Early on during my visit to the museum, I felt like I was being more intellectually than emotionally impacted by what I was seeing and hearing there.  Feeling able to actually critique the exhibition design and narrative, I got to thinking such thoughts as that certain display panels probably should have been placed further apart in order to better deal with the sheer volume of visitors to the museum and, also, that the information being supplied was surprisingly as well as admirably even-handed.
 
Then I got to the displays which showed the wounds sustained by individual people.  The photos may be in black and white but believe me when I tell you that they totally can make you see, realize and even feel how much pain, suffering, misery and agony had been inflicted on actual human beings -- and when you consider that the number of victims of the atom bomb dropped on Hiroshima is estimated at over 100,000, the sheer scale of what was wreaked really gets one feeling such incredible sorrow and horror.

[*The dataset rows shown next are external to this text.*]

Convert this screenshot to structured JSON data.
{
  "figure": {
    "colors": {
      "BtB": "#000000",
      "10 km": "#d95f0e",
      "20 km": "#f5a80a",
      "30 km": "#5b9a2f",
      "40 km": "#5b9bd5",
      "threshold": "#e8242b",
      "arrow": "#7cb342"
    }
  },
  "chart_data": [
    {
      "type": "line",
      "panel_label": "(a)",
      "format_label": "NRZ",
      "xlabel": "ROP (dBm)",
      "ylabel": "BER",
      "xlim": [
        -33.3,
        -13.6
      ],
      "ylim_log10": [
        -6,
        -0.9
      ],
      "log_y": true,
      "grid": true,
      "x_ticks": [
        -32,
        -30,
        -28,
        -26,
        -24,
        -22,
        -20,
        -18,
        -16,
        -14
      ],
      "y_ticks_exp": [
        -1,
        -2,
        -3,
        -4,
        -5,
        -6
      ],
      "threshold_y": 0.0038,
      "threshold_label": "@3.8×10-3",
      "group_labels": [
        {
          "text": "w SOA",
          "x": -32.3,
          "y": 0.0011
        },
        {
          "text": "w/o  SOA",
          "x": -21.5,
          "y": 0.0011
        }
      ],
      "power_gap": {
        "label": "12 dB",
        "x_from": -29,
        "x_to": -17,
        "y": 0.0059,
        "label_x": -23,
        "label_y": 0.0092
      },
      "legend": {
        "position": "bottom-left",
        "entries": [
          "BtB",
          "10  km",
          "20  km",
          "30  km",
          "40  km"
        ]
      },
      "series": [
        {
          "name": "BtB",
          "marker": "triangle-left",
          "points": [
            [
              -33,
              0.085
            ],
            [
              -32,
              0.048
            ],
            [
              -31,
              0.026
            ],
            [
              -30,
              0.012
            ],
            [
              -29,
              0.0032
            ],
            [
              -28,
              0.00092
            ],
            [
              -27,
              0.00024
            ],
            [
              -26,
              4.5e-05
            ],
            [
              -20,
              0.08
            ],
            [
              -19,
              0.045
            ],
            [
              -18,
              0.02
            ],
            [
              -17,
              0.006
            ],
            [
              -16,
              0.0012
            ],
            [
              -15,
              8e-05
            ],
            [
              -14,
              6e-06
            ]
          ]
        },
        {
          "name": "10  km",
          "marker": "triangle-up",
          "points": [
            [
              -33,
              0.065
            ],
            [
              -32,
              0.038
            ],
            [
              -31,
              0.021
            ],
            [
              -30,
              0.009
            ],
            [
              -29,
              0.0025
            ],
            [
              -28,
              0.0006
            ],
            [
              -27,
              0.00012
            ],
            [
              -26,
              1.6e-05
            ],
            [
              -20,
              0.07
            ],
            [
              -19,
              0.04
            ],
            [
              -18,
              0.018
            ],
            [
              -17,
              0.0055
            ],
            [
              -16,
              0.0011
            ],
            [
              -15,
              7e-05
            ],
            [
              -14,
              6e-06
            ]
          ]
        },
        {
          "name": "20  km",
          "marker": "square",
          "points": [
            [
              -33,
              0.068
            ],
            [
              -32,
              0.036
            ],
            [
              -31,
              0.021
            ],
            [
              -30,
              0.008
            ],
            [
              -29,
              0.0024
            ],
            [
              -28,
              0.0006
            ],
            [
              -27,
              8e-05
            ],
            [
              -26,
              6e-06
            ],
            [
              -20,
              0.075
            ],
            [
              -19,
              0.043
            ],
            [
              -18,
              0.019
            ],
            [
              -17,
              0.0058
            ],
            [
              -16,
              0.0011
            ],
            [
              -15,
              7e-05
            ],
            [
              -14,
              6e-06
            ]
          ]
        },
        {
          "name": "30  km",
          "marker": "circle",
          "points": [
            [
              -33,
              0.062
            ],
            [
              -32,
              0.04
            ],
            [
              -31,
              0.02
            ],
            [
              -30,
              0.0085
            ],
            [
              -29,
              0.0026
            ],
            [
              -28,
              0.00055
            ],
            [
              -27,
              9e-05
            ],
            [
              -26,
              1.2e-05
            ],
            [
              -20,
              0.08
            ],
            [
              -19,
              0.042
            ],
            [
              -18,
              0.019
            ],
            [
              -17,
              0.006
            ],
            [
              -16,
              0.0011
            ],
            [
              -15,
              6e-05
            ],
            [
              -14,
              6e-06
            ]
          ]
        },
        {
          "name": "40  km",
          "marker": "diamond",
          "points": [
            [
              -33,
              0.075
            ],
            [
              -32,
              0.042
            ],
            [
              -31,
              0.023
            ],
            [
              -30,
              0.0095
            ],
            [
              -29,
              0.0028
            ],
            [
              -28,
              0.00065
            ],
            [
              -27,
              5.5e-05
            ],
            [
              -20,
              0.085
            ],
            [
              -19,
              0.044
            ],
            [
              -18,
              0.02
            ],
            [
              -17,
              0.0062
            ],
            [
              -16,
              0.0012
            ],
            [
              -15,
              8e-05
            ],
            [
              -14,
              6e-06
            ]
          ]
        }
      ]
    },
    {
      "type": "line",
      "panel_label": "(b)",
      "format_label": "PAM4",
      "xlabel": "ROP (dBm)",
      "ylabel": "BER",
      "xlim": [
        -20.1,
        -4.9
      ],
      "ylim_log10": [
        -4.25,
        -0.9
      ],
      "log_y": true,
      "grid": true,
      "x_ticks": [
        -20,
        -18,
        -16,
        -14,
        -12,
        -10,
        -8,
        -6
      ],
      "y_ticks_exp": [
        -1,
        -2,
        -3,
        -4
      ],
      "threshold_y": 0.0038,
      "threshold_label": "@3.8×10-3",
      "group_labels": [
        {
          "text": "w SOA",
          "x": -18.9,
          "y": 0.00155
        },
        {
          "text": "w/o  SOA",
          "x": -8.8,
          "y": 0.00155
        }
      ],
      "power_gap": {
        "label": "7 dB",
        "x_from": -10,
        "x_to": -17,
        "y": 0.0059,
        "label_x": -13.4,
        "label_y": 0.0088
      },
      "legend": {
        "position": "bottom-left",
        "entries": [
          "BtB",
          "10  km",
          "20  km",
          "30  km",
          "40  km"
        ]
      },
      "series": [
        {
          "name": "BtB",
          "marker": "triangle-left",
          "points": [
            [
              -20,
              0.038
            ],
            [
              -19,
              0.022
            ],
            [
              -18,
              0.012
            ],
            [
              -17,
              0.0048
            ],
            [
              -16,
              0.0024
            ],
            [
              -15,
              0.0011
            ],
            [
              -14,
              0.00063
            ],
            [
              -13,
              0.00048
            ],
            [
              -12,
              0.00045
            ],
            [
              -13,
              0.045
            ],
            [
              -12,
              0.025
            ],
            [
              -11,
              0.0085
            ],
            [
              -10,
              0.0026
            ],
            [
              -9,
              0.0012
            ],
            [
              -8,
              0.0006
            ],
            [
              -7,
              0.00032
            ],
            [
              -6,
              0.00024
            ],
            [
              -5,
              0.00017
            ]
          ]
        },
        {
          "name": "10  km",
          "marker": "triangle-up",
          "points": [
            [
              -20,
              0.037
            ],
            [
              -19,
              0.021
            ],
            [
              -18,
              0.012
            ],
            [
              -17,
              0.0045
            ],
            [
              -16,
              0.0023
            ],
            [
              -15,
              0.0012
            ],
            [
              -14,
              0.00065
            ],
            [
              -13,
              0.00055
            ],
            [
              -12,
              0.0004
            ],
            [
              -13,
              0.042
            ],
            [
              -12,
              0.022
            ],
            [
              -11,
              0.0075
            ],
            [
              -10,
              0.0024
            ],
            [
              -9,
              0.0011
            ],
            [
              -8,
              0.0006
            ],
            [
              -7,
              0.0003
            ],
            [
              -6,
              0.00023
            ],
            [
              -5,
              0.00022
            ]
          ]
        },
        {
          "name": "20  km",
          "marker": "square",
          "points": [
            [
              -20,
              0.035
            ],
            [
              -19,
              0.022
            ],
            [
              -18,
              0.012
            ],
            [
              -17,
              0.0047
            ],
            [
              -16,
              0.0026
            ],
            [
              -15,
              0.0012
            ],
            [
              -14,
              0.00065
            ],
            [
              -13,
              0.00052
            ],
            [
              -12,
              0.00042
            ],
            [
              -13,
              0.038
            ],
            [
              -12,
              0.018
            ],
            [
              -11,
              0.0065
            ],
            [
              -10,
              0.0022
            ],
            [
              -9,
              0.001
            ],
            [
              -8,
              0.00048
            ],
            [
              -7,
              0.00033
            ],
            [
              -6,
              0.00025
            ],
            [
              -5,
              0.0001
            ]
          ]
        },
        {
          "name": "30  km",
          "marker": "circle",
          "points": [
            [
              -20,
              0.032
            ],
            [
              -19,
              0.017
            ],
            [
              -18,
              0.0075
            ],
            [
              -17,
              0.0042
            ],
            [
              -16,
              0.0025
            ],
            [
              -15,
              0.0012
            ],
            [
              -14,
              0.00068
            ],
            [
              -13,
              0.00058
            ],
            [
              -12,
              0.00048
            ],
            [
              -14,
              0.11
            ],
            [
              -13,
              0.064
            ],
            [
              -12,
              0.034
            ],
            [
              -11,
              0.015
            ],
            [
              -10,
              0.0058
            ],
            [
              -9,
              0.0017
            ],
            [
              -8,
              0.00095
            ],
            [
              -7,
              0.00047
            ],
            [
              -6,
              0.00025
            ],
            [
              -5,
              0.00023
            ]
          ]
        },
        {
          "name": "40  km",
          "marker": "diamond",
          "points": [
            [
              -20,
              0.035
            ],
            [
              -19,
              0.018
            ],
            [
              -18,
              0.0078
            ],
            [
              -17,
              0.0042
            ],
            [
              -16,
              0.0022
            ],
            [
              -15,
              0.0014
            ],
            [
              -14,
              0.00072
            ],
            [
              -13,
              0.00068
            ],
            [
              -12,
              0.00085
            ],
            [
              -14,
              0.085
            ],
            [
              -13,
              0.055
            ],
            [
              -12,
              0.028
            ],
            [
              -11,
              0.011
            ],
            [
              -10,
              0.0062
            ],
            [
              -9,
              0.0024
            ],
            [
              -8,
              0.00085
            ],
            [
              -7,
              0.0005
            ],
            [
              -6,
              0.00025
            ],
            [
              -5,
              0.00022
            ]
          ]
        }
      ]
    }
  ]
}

At this point, you invariably get to thinking: Hiroshima didn't deserve this.  Even though -- as pointed out in the section of the museum detailing the city's history -- it had been home to a major Imperial Japanese Navy base and been the major despatching point for the military for the Sino-Japanese and Russo-Japanese Wars.  This is not just because the vast majority of the Hiroshima atom bomb victims were not military personnel.  Rather, it's just because the damage wreaked by the atom bomb comes across as so very inhumane.
 
Among the museum's key objectives is to convey Hiroshima's deepest wish for the elimination of all nuclear weapons and the realization of a genuinely peaceful international community.  And I must say that among the saddest parts of my going to to this truly "must visit" museum is that those wishes are so very far away from being realized; this not least, thanks in no small part to the idiocy/lunacy of Donald Trump and Kim Jong Un, the world now appears to be closer to a Third World War and/or the use of nuclear weapons far more powerful than the atomic bombs dropped on Hiroshima and Nagasaki than it has been in years, if not ever.  

2 comments:

Unknown said...

I couldn't sleep at all on the day that my teacher in elementary school showed us the pictures of Hiroshima. Completely destroyed city, melted coins, glasses, telegraph-pole, and charred body, body, bodies.

I don't deny the fact that the atom bombs consequently saved many people who might lose their lives in prolonged war, but it’s just too much…even if it was punishment from god to my country. Hope everybody in the world will take a look of those photos once and understand what will happen when nuclear war breaks out. It's hell.

YTSL said...

Hi Noriko --

Thanks much for sharing about your learning about Hiroshima while at elementary school and I absolutely can understand how emotionally devastating the experience must have been. Also, you're right: the pictures really depict hell on earth -- and human-made hell at that. So very terrible indeed.